The Pathhead Halls on the corner of Commercial Street and Broad Wynd, Kirkcaldy, Fife were built in 1882, originally as a theatre and music hall although one room was later used for many years by a Spiritualist Church. Yet it’s perfectly feasable that it also could have been used for public meetings during the ill-fated miners’ strike of 1926. It’s therefore a genuinely cogent location for a revival of an all-too-overlooked work of Scottish theatre.
In Time O’ Strife was written by Fife miner Joe Corrie and initially toured around Scotland during 1926 by a band of amateur actors to help raise funds for soup-kitchens for striking miners and their families. Yet it was also an attempt to communicate with the wider public and tell their side of the story–about the stoic refusal of mining communities, in the aftermath of the General Strike, to work far longer hours for half their previous pay. To re-humanise, in other words, the people damned by a unity of mine owners, politicians and newspapers fearful of Marxist revolution in the coalfields.

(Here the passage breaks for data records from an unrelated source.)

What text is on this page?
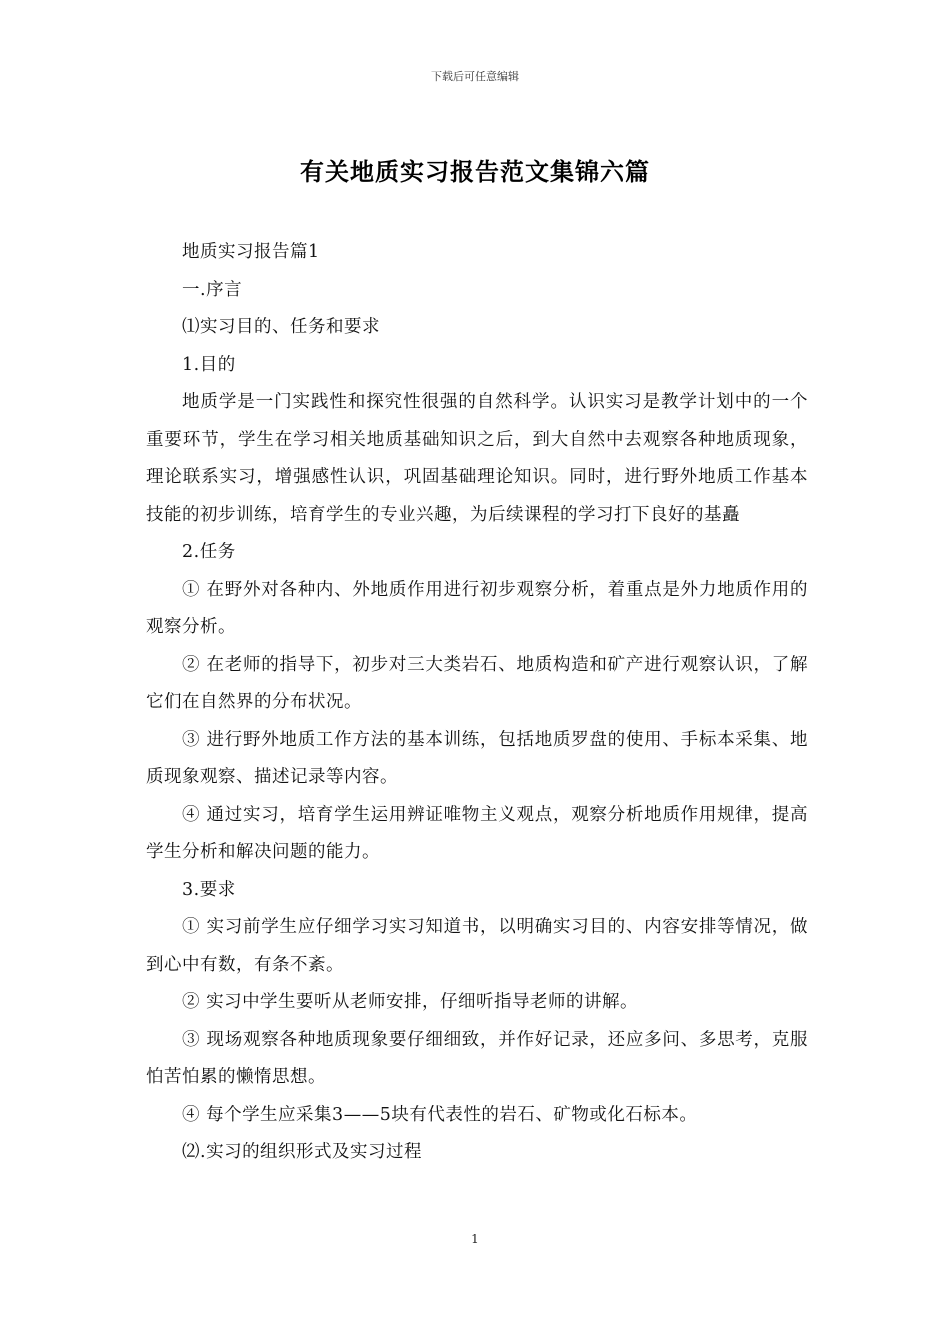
下载后可任意编辑
有关地质实习报告范文集锦六篇

地质实习报告篇1

一.序言

⑴实习目的、任务和要求

1.目的

地质学是一门实践性和探究性很强的自然科学。认识实习是教学计划中的一个重要环节，学生在学习相关地质基础知识之后，到大自然中去观察各种地质现象，理论联系实习，增强感性认识，巩固基础理论知识。同时，进行野外地质工作基本技能的初步训练，培育学生的专业兴趣，为后续课程的学习打下良好的基矗

2.任务

① 在野外对各种内、外地质作用进行初步观察分析，着重点是外力地质作用的观察分析。

② 在老师的指导下，初步对三大类岩石、地质构造和矿产进行观察认识，了解它们在自然界的分布状况。

③ 进行野外地质工作方法的基本训练，包括地质罗盘的使用、手标本采集、地质现象观察、描述记录等内容。

④ 通过实习，培育学生运用辨证唯物主义观点，观察分析地质作用规律，提高学生分析和解决问题的能力。

3.要求

① 实习前学生应仔细学习实习知道书，以明确实习目的、内容安排等情况，做到心中有数，有条不紊。

② 实习中学生要听从老师安排，仔细听指导老师的讲解。

③ 现场观察各种地质现象要仔细细致，并作好记录，还应多问、多思考，克服怕苦怕累的懒惰思想。

④ 每个学生应采集3——5块有代表性的岩石、矿物或化石标本。

⑵.实习的组织形式及实习过程

1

So there is certainly passion to be found in this tale of families holding out against starvation and poverty; authenticity too, as Corrie was a born-and-bred member of the community he boldy put on stage. This is arguably on a par with Sean O’Casey’s Dublin plays in terms of its political import, if not necessarily its artistic technique. And yet, unlike O’Casey’s work, this powerful, working-class drama has been largely overlooked. This “remix” by director and designer Graham McLaren, for the National Theatre of Scotland, is only its second revival in almost 90 years.
The vibrancy of this production is undeniable, thanks to both the music provided live by a three-piece band (who give some of Corrie’s own poetry, and a few traditional songs, a right ol’ kick up the arse) and the decision to express parts of the emotional narrative through brutal, thrawn choreography (created by Imogen Knight). On occasions it’s uncomfortable viewing, thanks to that very humanisation of the people, families and communities which, six decades later, Thatcher would declare “the enemy within”. Yet McLaren’s “remix” often abandons the moral complexity and subtlety of the original, not least by adding a montage of audio and visual sound-bites from the 1984-85 miners strike.
It would be easy to dismiss this play as nothing more than an historical curiosity, a proto-“kitchen-sink drama” from decades before that particular genre became fashionable. Yet, even if it’s not the best of that particular breed, this is a story that needs to be told and, on the whole, is told with heart and vigour.